Yeteneğine ve kararlılığına inanıyordu.
ve Kaos düzeyindeki eserlerin, sürüklenen bulutlar kadar yaygın olduğu bir noktaya ulaştığı ve gücünü gerçekten taşıyabilecek bir esere ihtiyaç duyduğu gün geldiğinde, Semavi Ejderha Kılıcı mükemmel bir seçimdi.
'Acaba gerçekten benimle eşleşebilecek biri var mı? Ya da belki eskisi kadar sıkıcı olacak. Ancak eğer o adam buradaysa…'
Xue Feng, kısa süre önce tanık olduğu bir sahneyi düşündü. Tek bir adamın Wang Tianhe ve Wang Chen'i ezmesi ve ardından Wang Ailesini tamamen yok etmek için Yeşim Cennetsel Sarayın bıçağını ödünç alması.

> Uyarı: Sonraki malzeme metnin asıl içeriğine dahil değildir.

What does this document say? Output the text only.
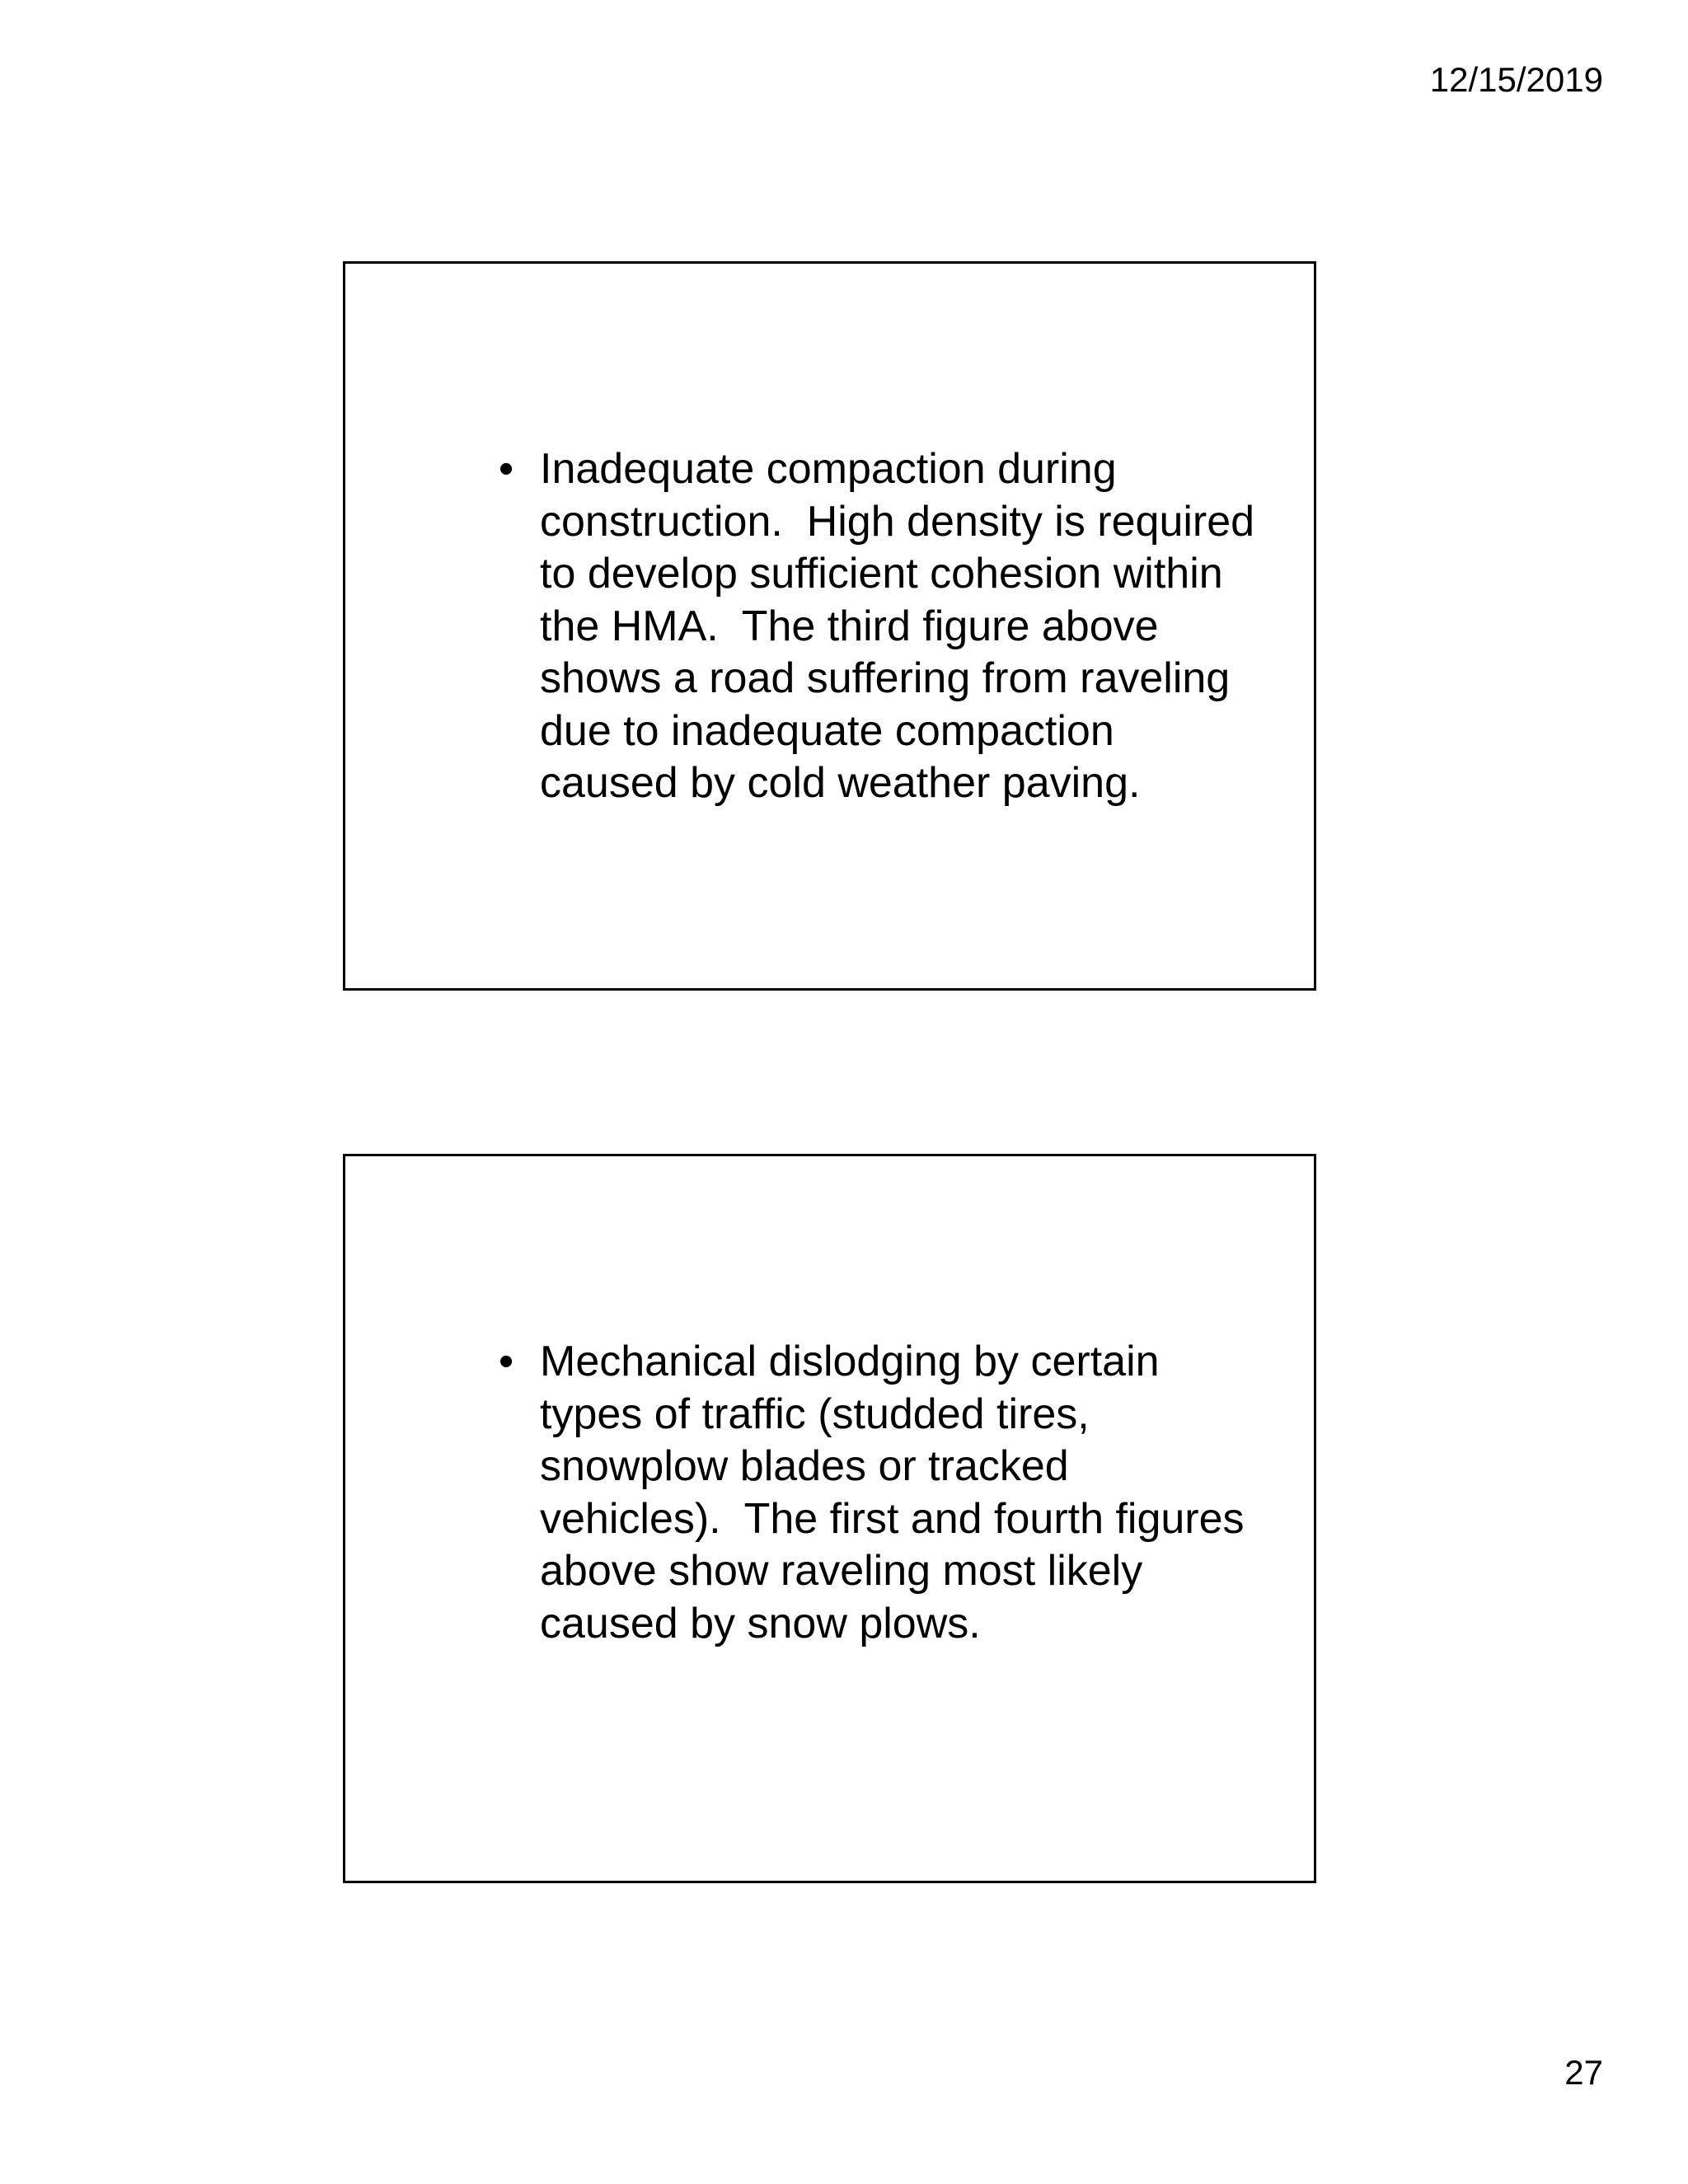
12/15/2019
• Inadequate compaction during
construction.  High density is required
to develop sufficient cohesion within
the HMA.  The third figure above
shows a road suffering from raveling
due to inadequate compaction
caused by cold weather paving.
• Mechanical dislodging by certain
types of traffic (studded tires,
snowplow blades or tracked
vehicles).  The first and fourth figures
above show raveling most likely
caused by snow plows.
27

Daha önce hiç böyle bir dahi görmemişti. Arkadaş olmaya zorlandığı tüm asil hanımlar ve genç efendiler onun yanında hiçbir şeydi. Xue Feng'in elleri daha da kaşındı. Eğer o adamı yenebilirse Bulut Düzlemi'nin bir numaralı dahisi unvanına gerçekten layık olacaktı.
Ancak geldiğinde o adamdan tek bir iz bile görmedi. Onun yerine her zaman tanışmak istediği başka biri vardı.